Can the Peloton formula work for weight training?

Tonal's system costs almost $3,000, plus a monthly subscription.

I've been going to the gym regularly for a few years now, but mostly to spend some time on the elliptical and stationary bike. There are free weights but I've always felt a bit uncomfortable going anywhere near them; they tend to be used by guys who grunt a lot and drop the weights on the floor. I just feel so judged (even if they don't actually care). And I'm not the only person who wants to do some weight lifting but can't for reasons like inconvenience or embarrassment. Tonal, a home weight training system that uses electromagnets, is aimed at people like us.

Yes, electromagnets. Instead of lifting large pieces of heavy metal, with the Tonal you pull on cords attached to the system, which basically pulls back so you get the tension you need. The hardware is encased in a large black slab mounted to your wall with a screen on the front and two adjustable arms that you pull out from the sides and then position -- up or down, side to side -- depending on the exercise you're doing. The cords offer a variety of interchangeable grips and other attachments, including a bar. The system is actually pretty versatile, especially with the included bench.

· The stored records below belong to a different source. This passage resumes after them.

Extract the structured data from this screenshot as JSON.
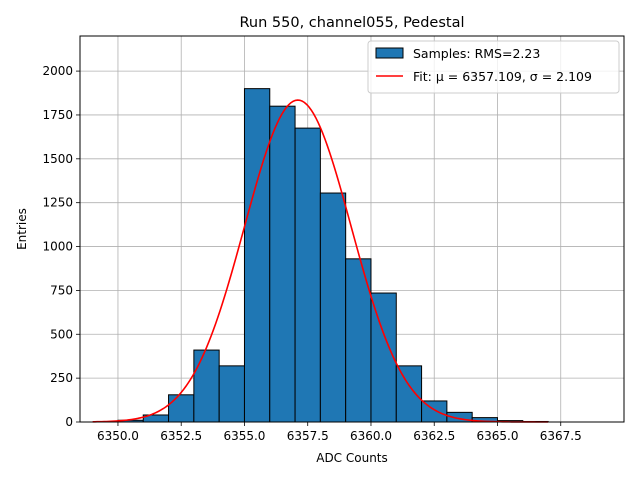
{
  "chart_data": {
    "type": "bar",
    "title": "Run 550, channel055, Pedestal",
    "xlabel": "ADC Counts",
    "ylabel": "Entries",
    "xlim": [
      6348.5,
      6370.0
    ],
    "ylim": [
      0,
      2200
    ],
    "grid": true,
    "legend_position": "top-right",
    "x_ticks": [
      6350.0,
      6352.5,
      6355.0,
      6357.5,
      6360.0,
      6362.5,
      6365.0,
      6367.5
    ],
    "x_tick_labels": [
      "6350.0",
      "6352.5",
      "6355.0",
      "6357.5",
      "6360.0",
      "6362.5",
      "6365.0",
      "6367.5"
    ],
    "y_ticks": [
      0,
      250,
      500,
      750,
      1000,
      1250,
      1500,
      1750,
      2000
    ],
    "y_tick_labels": [
      "0",
      "250",
      "500",
      "750",
      "1000",
      "1250",
      "1500",
      "1750",
      "2000"
    ],
    "histogram": {
      "name": "Samples: RMS=2.23",
      "color": "#1f77b4",
      "edge_color": "#000000",
      "bins": [
        {
          "x0": 6350,
          "x1": 6351,
          "count": 10
        },
        {
          "x0": 6351,
          "x1": 6352,
          "count": 40
        },
        {
          "x0": 6352,
          "x1": 6353,
          "count": 155
        },
        {
          "x0": 6353,
          "x1": 6354,
          "count": 410
        },
        {
          "x0": 6354,
          "x1": 6355,
          "count": 320
        },
        {
          "x0": 6355,
          "x1": 6356,
          "count": 1900
        },
        {
          "x0": 6356,
          "x1": 6357,
          "count": 1800
        },
        {
          "x0": 6357,
          "x1": 6358,
          "count": 1675
        },
        {
          "x0": 6358,
          "x1": 6359,
          "count": 1305
        },
        {
          "x0": 6359,
          "x1": 6360,
          "count": 930
        },
        {
          "x0": 6360,
          "x1": 6361,
          "count": 735
        },
        {
          "x0": 6361,
          "x1": 6362,
          "count": 320
        },
        {
          "x0": 6362,
          "x1": 6363,
          "count": 120
        },
        {
          "x0": 6363,
          "x1": 6364,
          "count": 55
        },
        {
          "x0": 6364,
          "x1": 6365,
          "count": 25
        },
        {
          "x0": 6365,
          "x1": 6366,
          "count": 8
        },
        {
          "x0": 6366,
          "x1": 6367,
          "count": 3
        }
      ]
    },
    "fit": {
      "name": "Fit: μ = 6357.109, σ = 2.109",
      "color": "#ff0000",
      "mu": 6357.109,
      "sigma": 2.109,
      "amplitude": 1835,
      "x_range": [
        6349.0,
        6367.0
      ]
    }
  }
}
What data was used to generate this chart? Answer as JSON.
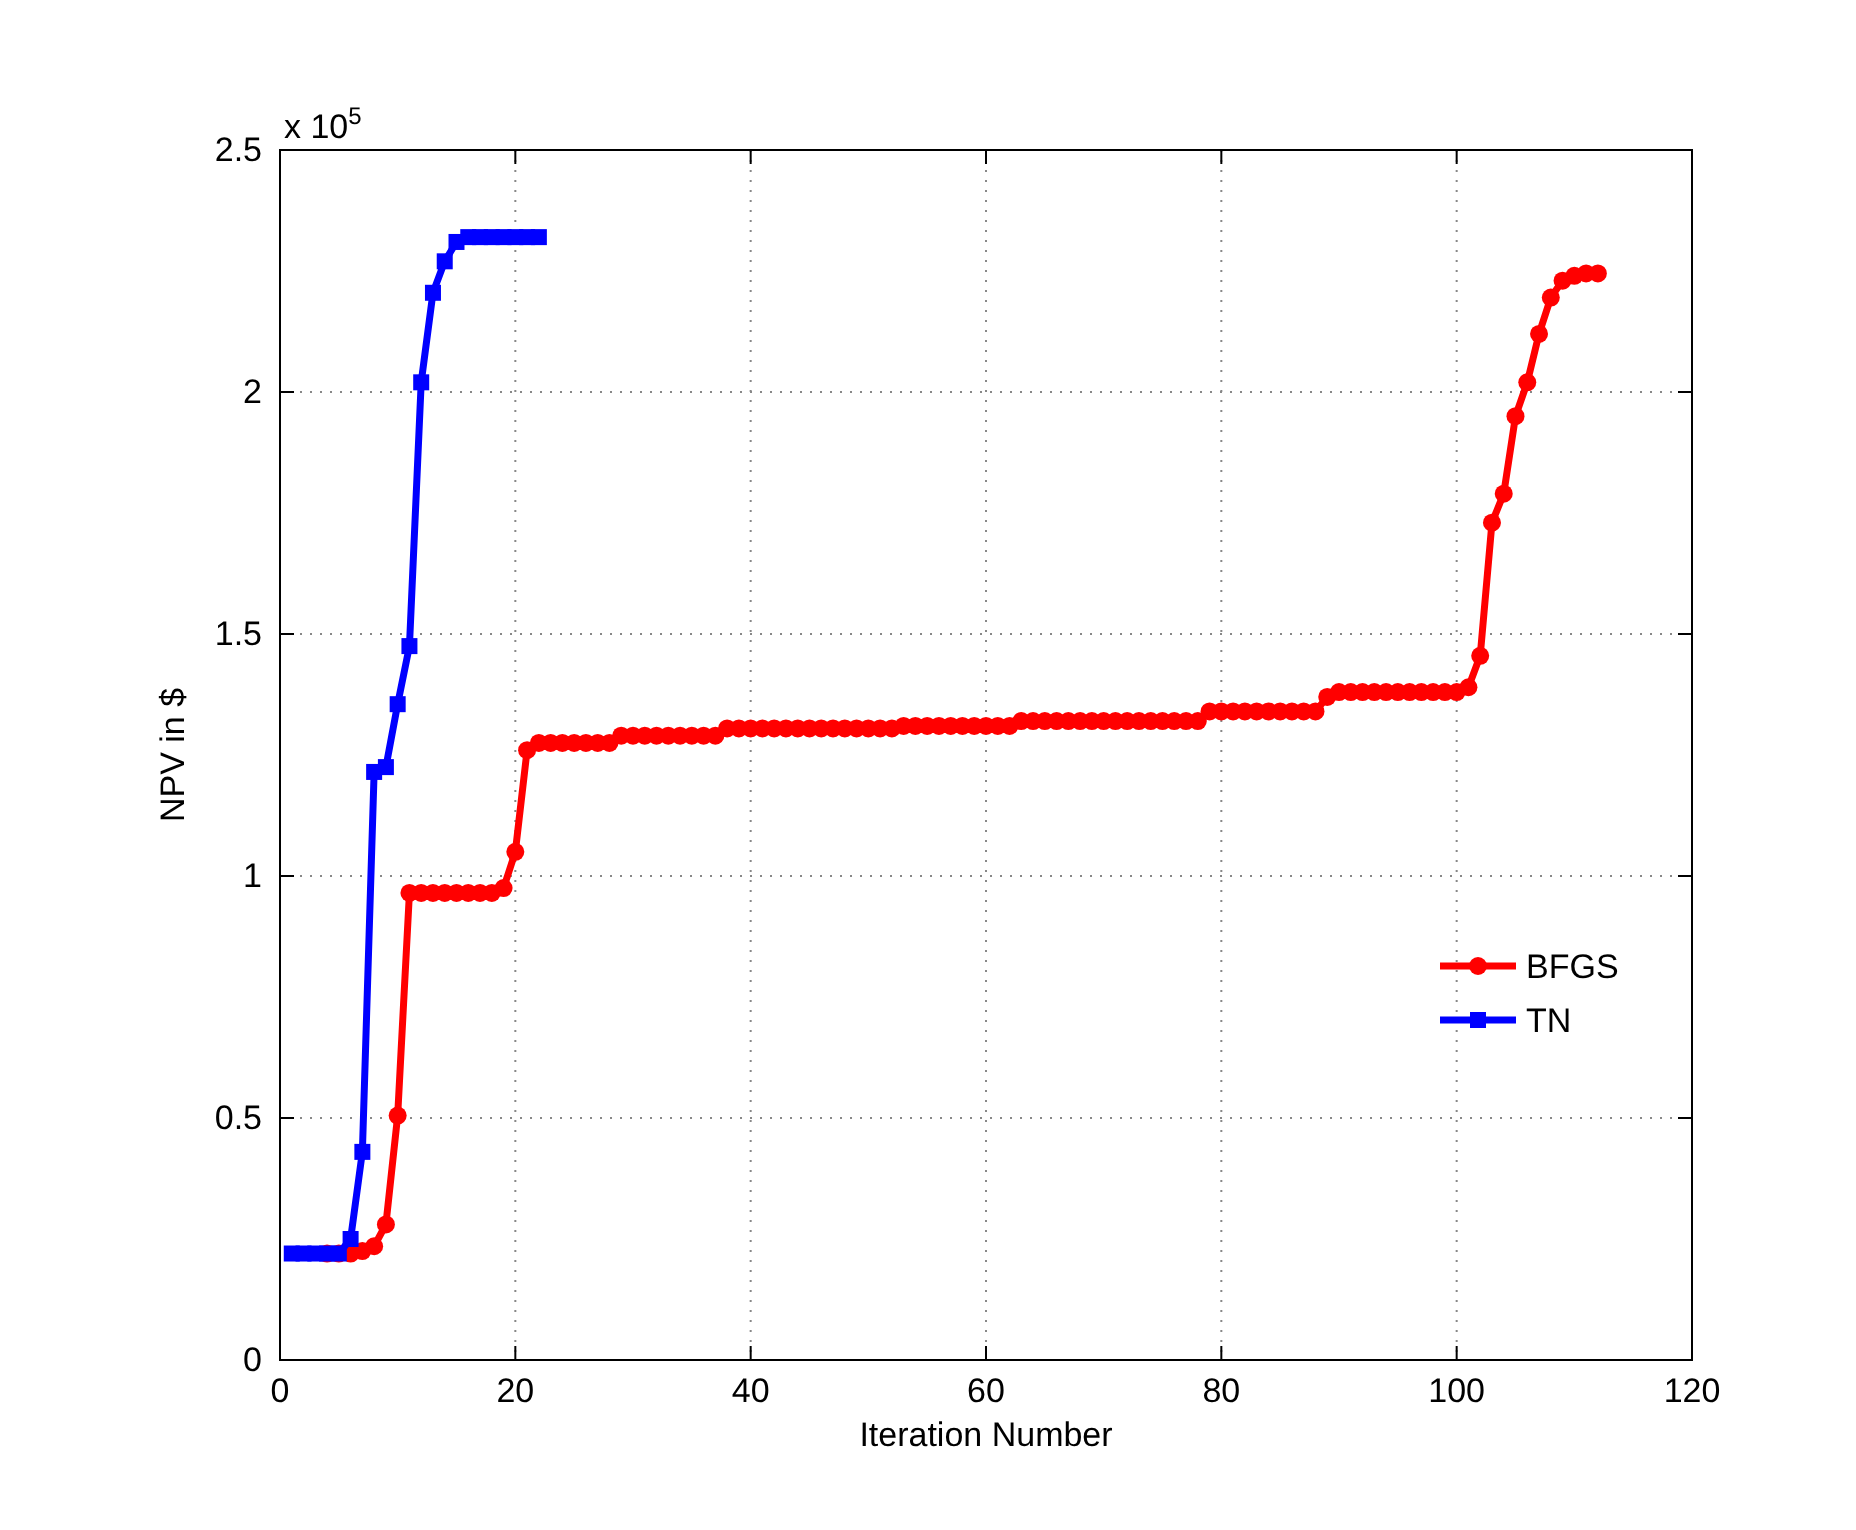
{
  "chart_data": {
    "type": "line",
    "xlabel": "Iteration Number",
    "ylabel": "NPV in $",
    "annotations": [
      "x 10$^{5}$"
    ],
    "xlim": [
      0,
      120
    ],
    "xticks": [
      0,
      20,
      40,
      60,
      80,
      100,
      120
    ],
    "ylim": [
      0,
      2.5
    ],
    "yticks": [
      0,
      0.5,
      1,
      1.5,
      2,
      2.5
    ],
    "grid": true,
    "legend": "right",
    "line_style": "solid",
    "series": [
      {
        "name": "BFGS",
        "color": "#ff0000",
        "marker": "circle",
        "x": [
          4,
          5,
          6,
          7,
          8,
          9,
          10,
          11,
          12,
          13,
          14,
          15,
          16,
          17,
          18,
          19,
          20,
          21,
          22,
          23,
          24,
          25,
          26,
          27,
          28,
          29,
          30,
          31,
          32,
          33,
          34,
          35,
          36,
          37,
          38,
          39,
          40,
          41,
          42,
          43,
          44,
          45,
          46,
          47,
          48,
          49,
          50,
          51,
          52,
          53,
          54,
          55,
          56,
          57,
          58,
          59,
          60,
          61,
          62,
          63,
          64,
          65,
          66,
          67,
          68,
          69,
          70,
          71,
          72,
          73,
          74,
          75,
          76,
          77,
          78,
          79,
          80,
          81,
          82,
          83,
          84,
          85,
          86,
          87,
          88,
          89,
          90,
          91,
          92,
          93,
          94,
          95,
          96,
          97,
          98,
          99,
          100,
          101,
          102,
          103,
          104,
          105,
          106,
          107,
          108,
          109,
          110,
          111,
          112
        ],
        "values": [
          0.22,
          0.22,
          0.22,
          0.225,
          0.235,
          0.28,
          0.505,
          0.965,
          0.965,
          0.965,
          0.965,
          0.965,
          0.965,
          0.965,
          0.965,
          0.975,
          1.05,
          1.26,
          1.275,
          1.275,
          1.275,
          1.275,
          1.275,
          1.275,
          1.275,
          1.29,
          1.29,
          1.29,
          1.29,
          1.29,
          1.29,
          1.29,
          1.29,
          1.29,
          1.305,
          1.305,
          1.305,
          1.305,
          1.305,
          1.305,
          1.305,
          1.305,
          1.305,
          1.305,
          1.305,
          1.305,
          1.305,
          1.305,
          1.305,
          1.31,
          1.31,
          1.31,
          1.31,
          1.31,
          1.31,
          1.31,
          1.31,
          1.31,
          1.31,
          1.32,
          1.32,
          1.32,
          1.32,
          1.32,
          1.32,
          1.32,
          1.32,
          1.32,
          1.32,
          1.32,
          1.32,
          1.32,
          1.32,
          1.32,
          1.32,
          1.34,
          1.34,
          1.34,
          1.34,
          1.34,
          1.34,
          1.34,
          1.34,
          1.34,
          1.34,
          1.37,
          1.38,
          1.38,
          1.38,
          1.38,
          1.38,
          1.38,
          1.38,
          1.38,
          1.38,
          1.38,
          1.38,
          1.39,
          1.455,
          1.73,
          1.79,
          1.95,
          2.02,
          2.12,
          2.195,
          2.23,
          2.24,
          2.245,
          2.245
        ]
      },
      {
        "name": "TN",
        "color": "#0000ff",
        "marker": "square",
        "x": [
          1,
          2,
          3,
          4,
          5,
          6,
          7,
          8,
          9,
          10,
          11,
          12,
          13,
          14,
          15,
          16,
          17,
          18,
          19,
          20,
          21,
          22
        ],
        "values": [
          0.22,
          0.22,
          0.22,
          0.22,
          0.22,
          0.25,
          0.43,
          1.215,
          1.225,
          1.355,
          1.475,
          2.02,
          2.205,
          2.27,
          2.31,
          2.32,
          2.32,
          2.32,
          2.32,
          2.32,
          2.32,
          2.32
        ]
      }
    ]
  }
}
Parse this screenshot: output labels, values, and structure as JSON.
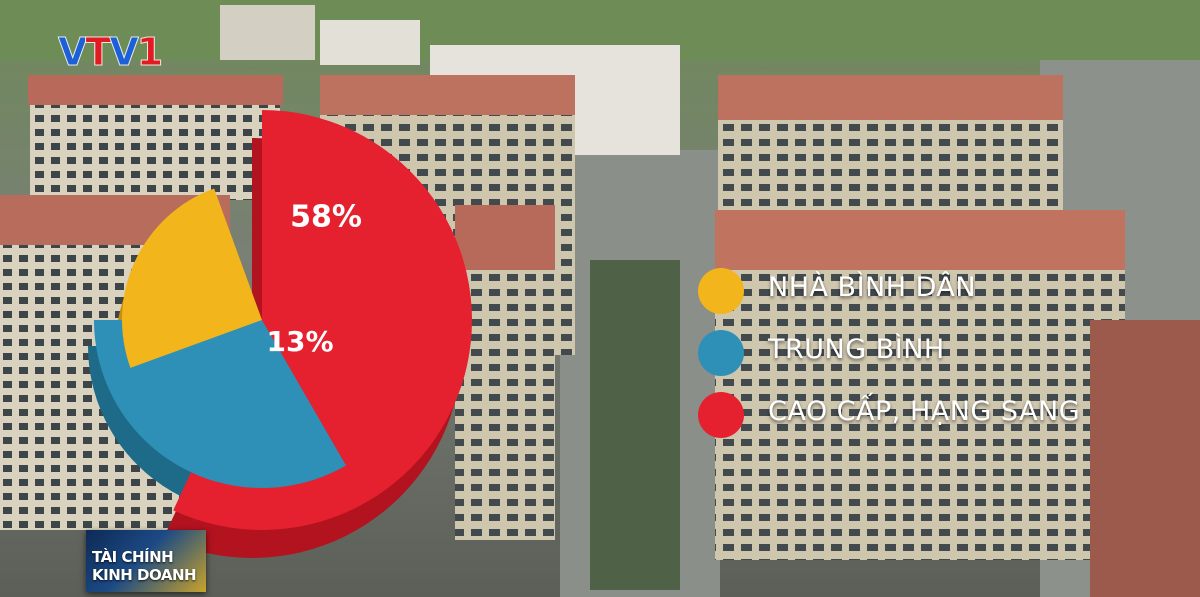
{
  "channel_logo": {
    "text": "VTV1"
  },
  "program_badge": {
    "line1": "TÀI CHÍNH",
    "line2": "KINH DOANH"
  },
  "chart_data": {
    "type": "pie",
    "title": "",
    "slices": [
      {
        "label": "CAO CẤP, HẠNG SANG",
        "value": 58,
        "display": "58%",
        "color": "#e5202f"
      },
      {
        "label": "TRUNG BÌNH",
        "value": 29,
        "display": "",
        "color": "#2e8fb7"
      },
      {
        "label": "NHÀ BÌNH DÂN",
        "value": 13,
        "display": "13%",
        "color": "#f2b51c"
      }
    ],
    "legend": {
      "placement": "right",
      "entries": [
        {
          "label": "NHÀ BÌNH DÂN",
          "color": "#f2b51c"
        },
        {
          "label": "TRUNG BÌNH",
          "color": "#2e8fb7"
        },
        {
          "label": "CAO CẤP, HẠNG SANG",
          "color": "#e5202f"
        }
      ]
    }
  }
}
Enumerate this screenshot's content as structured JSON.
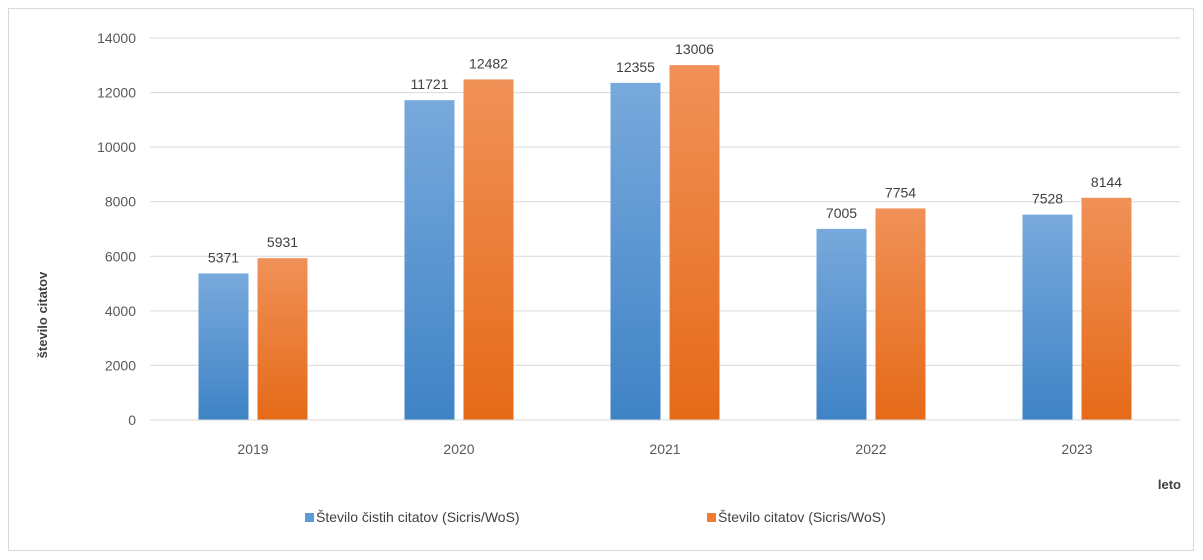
{
  "chart_data": {
    "type": "bar",
    "categories": [
      "2019",
      "2020",
      "2021",
      "2022",
      "2023"
    ],
    "series": [
      {
        "name": "Število čistih citatov (Sicris/WoS)",
        "values": [
          5371,
          11721,
          12355,
          7005,
          7528
        ],
        "color": "#5b9bd5"
      },
      {
        "name": "Število citatov (Sicris/WoS)",
        "values": [
          5931,
          12482,
          13006,
          7754,
          8144
        ],
        "color": "#ed7d31"
      }
    ],
    "title": "",
    "xlabel": "leto",
    "ylabel": "število citatov",
    "ylim": [
      0,
      14000
    ],
    "yticks": [
      0,
      2000,
      4000,
      6000,
      8000,
      10000,
      12000,
      14000
    ],
    "grid": true,
    "legend": "bottom"
  }
}
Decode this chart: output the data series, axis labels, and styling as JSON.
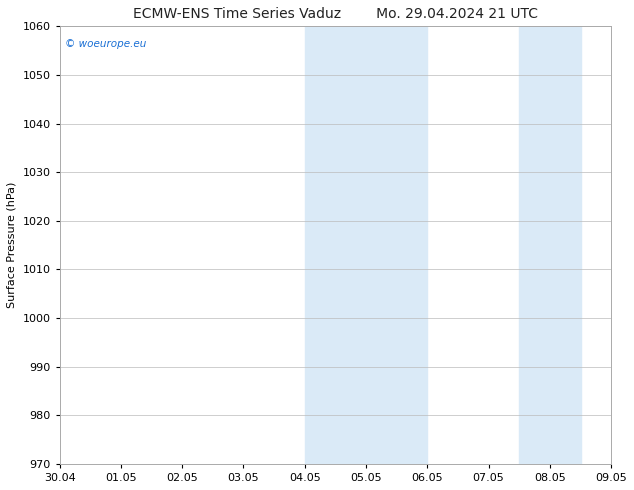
{
  "title_left": "ECMW-ENS Time Series Vaduz",
  "title_right": "Mo. 29.04.2024 21 UTC",
  "ylabel": "Surface Pressure (hPa)",
  "ylim": [
    970,
    1060
  ],
  "yticks": [
    970,
    980,
    990,
    1000,
    1010,
    1020,
    1030,
    1040,
    1050,
    1060
  ],
  "xlim_start": 0,
  "xlim_end": 9,
  "xtick_labels": [
    "30.04",
    "01.05",
    "02.05",
    "03.05",
    "04.05",
    "05.05",
    "06.05",
    "07.05",
    "08.05",
    "09.05"
  ],
  "shaded_bands": [
    {
      "x_start": 4.0,
      "x_end": 6.0
    },
    {
      "x_start": 7.5,
      "x_end": 8.5
    }
  ],
  "shade_color": "#daeaf7",
  "bg_color": "#ffffff",
  "grid_color": "#bbbbbb",
  "watermark_text": "© woeurope.eu",
  "watermark_color": "#1a6fd4",
  "title_color": "#222222",
  "title_fontsize": 10,
  "ylabel_fontsize": 8,
  "tick_fontsize": 8
}
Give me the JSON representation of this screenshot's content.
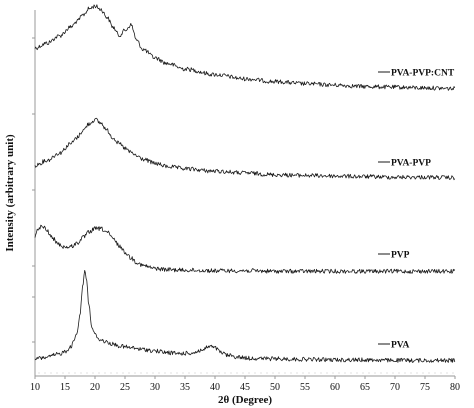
{
  "chart_data": {
    "type": "line",
    "title": "",
    "xlabel": "2θ (Degree)",
    "ylabel": "Intensity (arbitrary unit)",
    "xlim": [
      10,
      80
    ],
    "x_ticks": [
      10,
      15,
      20,
      25,
      30,
      35,
      40,
      45,
      50,
      55,
      60,
      65,
      70,
      75,
      80
    ],
    "grid": false,
    "legend_placement": "right, beside each curve",
    "line_color": "#1a1a1a",
    "series": [
      {
        "name": "PVA-PVP:CNT",
        "x": [
          10,
          12,
          14,
          16,
          17,
          18,
          19,
          20,
          21,
          22,
          23,
          24,
          25,
          26,
          27,
          28,
          30,
          32,
          35,
          40,
          45,
          50,
          55,
          60,
          65,
          70,
          75,
          80
        ],
        "y": [
          0.8,
          0.87,
          0.97,
          1.1,
          1.18,
          1.27,
          1.36,
          1.4,
          1.35,
          1.24,
          1.1,
          0.98,
          1.05,
          1.13,
          0.9,
          0.78,
          0.66,
          0.58,
          0.5,
          0.42,
          0.36,
          0.32,
          0.29,
          0.27,
          0.25,
          0.24,
          0.23,
          0.22
        ]
      },
      {
        "name": "PVA-PVP",
        "x": [
          10,
          12,
          14,
          16,
          17,
          18,
          19,
          20,
          21,
          22,
          23,
          24,
          25,
          26,
          27,
          28,
          30,
          32,
          35,
          40,
          45,
          50,
          55,
          60,
          65,
          70,
          75,
          80
        ],
        "y": [
          0.38,
          0.46,
          0.58,
          0.74,
          0.84,
          0.96,
          1.07,
          1.14,
          1.08,
          0.96,
          0.84,
          0.74,
          0.66,
          0.59,
          0.53,
          0.48,
          0.41,
          0.36,
          0.32,
          0.28,
          0.25,
          0.22,
          0.21,
          0.2,
          0.19,
          0.18,
          0.18,
          0.17
        ]
      },
      {
        "name": "PVP",
        "x": [
          10,
          10.5,
          11,
          11.5,
          12,
          13,
          14,
          15,
          16,
          17,
          18,
          19,
          20,
          21,
          22,
          23,
          24,
          25,
          26,
          27,
          28,
          30,
          32,
          35,
          40,
          45,
          50,
          55,
          60,
          65,
          70,
          75,
          80
        ],
        "y": [
          0.74,
          0.86,
          0.92,
          0.9,
          0.84,
          0.7,
          0.6,
          0.55,
          0.56,
          0.62,
          0.72,
          0.82,
          0.88,
          0.88,
          0.82,
          0.7,
          0.58,
          0.46,
          0.36,
          0.28,
          0.22,
          0.17,
          0.15,
          0.14,
          0.13,
          0.13,
          0.12,
          0.12,
          0.12,
          0.12,
          0.12,
          0.12,
          0.12
        ]
      },
      {
        "name": "PVA",
        "x": [
          10,
          12,
          14,
          15,
          16,
          17,
          17.5,
          18,
          18.3,
          18.6,
          19,
          19.5,
          20,
          21,
          22,
          23,
          24,
          25,
          26,
          28,
          30,
          32,
          34,
          36,
          38,
          39,
          40,
          41,
          42,
          44,
          46,
          50,
          55,
          60,
          65,
          70,
          75,
          80
        ],
        "y": [
          0.1,
          0.13,
          0.19,
          0.24,
          0.34,
          0.58,
          0.98,
          1.55,
          1.8,
          1.62,
          1.1,
          0.7,
          0.56,
          0.46,
          0.42,
          0.38,
          0.35,
          0.33,
          0.31,
          0.28,
          0.25,
          0.22,
          0.2,
          0.21,
          0.27,
          0.34,
          0.31,
          0.22,
          0.17,
          0.13,
          0.11,
          0.1,
          0.09,
          0.08,
          0.08,
          0.07,
          0.07,
          0.07
        ]
      }
    ]
  }
}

Tonal weight training system

The technology is pretty impressive at at glance. Pushing a button on one of the grips activates the magnets, and suddenly the rather slack cord in my hand is pulling on my bicep. I tried various exercises, pulling in all sorts of directions in various sets of 10. The whole thing worked smoothly with no danger of me dropping weights on the floor... or myself. When I was done I could easily fold everything back into the black slab.

Calling it a black slab isn't doing it justice, though. It's really a giant touch tablet, one that lets you select from a variety of workouts and then watch the accompanying videos that will walk you step by step through each exercise. The system keeps track of where you're at, repeating sections of the video it notices you struggling with. It responds to how hard and fast you're pulling too: If it senses you're starting to flag because of fatigue, it will lower the weight accordingly so you can finish your workout. For example, when doing some lifts I started at seven pounds per arm, but as I continued I started to falter, and the system automatically lowered it to five.

Tonal weight training system

Tonal is meant to be as personalized as having your own personal trainer. When you first set it up you take a strength test that assesses your baseline strength. It's far from one-size-fits-all, as there are different programs based on what you want to achieve. Are you looking to build some muscle mass? Or improve your cardio? Or maybe you just need some body positivity. Tonal has videos and specialized routines written for all of these scenarios, each with its own real-life trainer who guides you through the material in a series of recorded videos.

It may not be a direct one-to-one connection, but it is responsive, in how videos will loop as many times as needed for you to get it right, and you never feel rushed (even though there's a timer). It's also constantly evolving: The trainers record new videos on a daily basis, creating a deep library of content that will hopefully keep you coming back.

Tonal weight training system

And they definitely want you coming back, because Tonal's programs are subscription-based, similar to Peloton's business model for its spin bikes and treadmills. You'll pay $2,995 for the system itself and then $49 per month for the service. Obviously this means a consistent revenue stream for Tonal, but it could have its advantages for users, too: All that content means you're more likely to find something that works for you.

Right now, Tonal is still rather light on programming, but it has potential. The company has plans not just to expand its content, but to send you your data as well. In particular, Tonal hopes to connect its services to fitness apps like Fitbit. And yes, there's an API for developers who want to hook their apps into the system. Tonal also wants to add programs that accommodate various events in your life, like injury and hopefully pregnancy.

They have some time to work on it, at least: Tonal is only available in the San Francisco area right now, with a showroom and delivery service that includes white-glove installation for $250. A nationwide launch is planned for next year, though, at which point we'll see if there's a market for the "Peloton of weight lifting."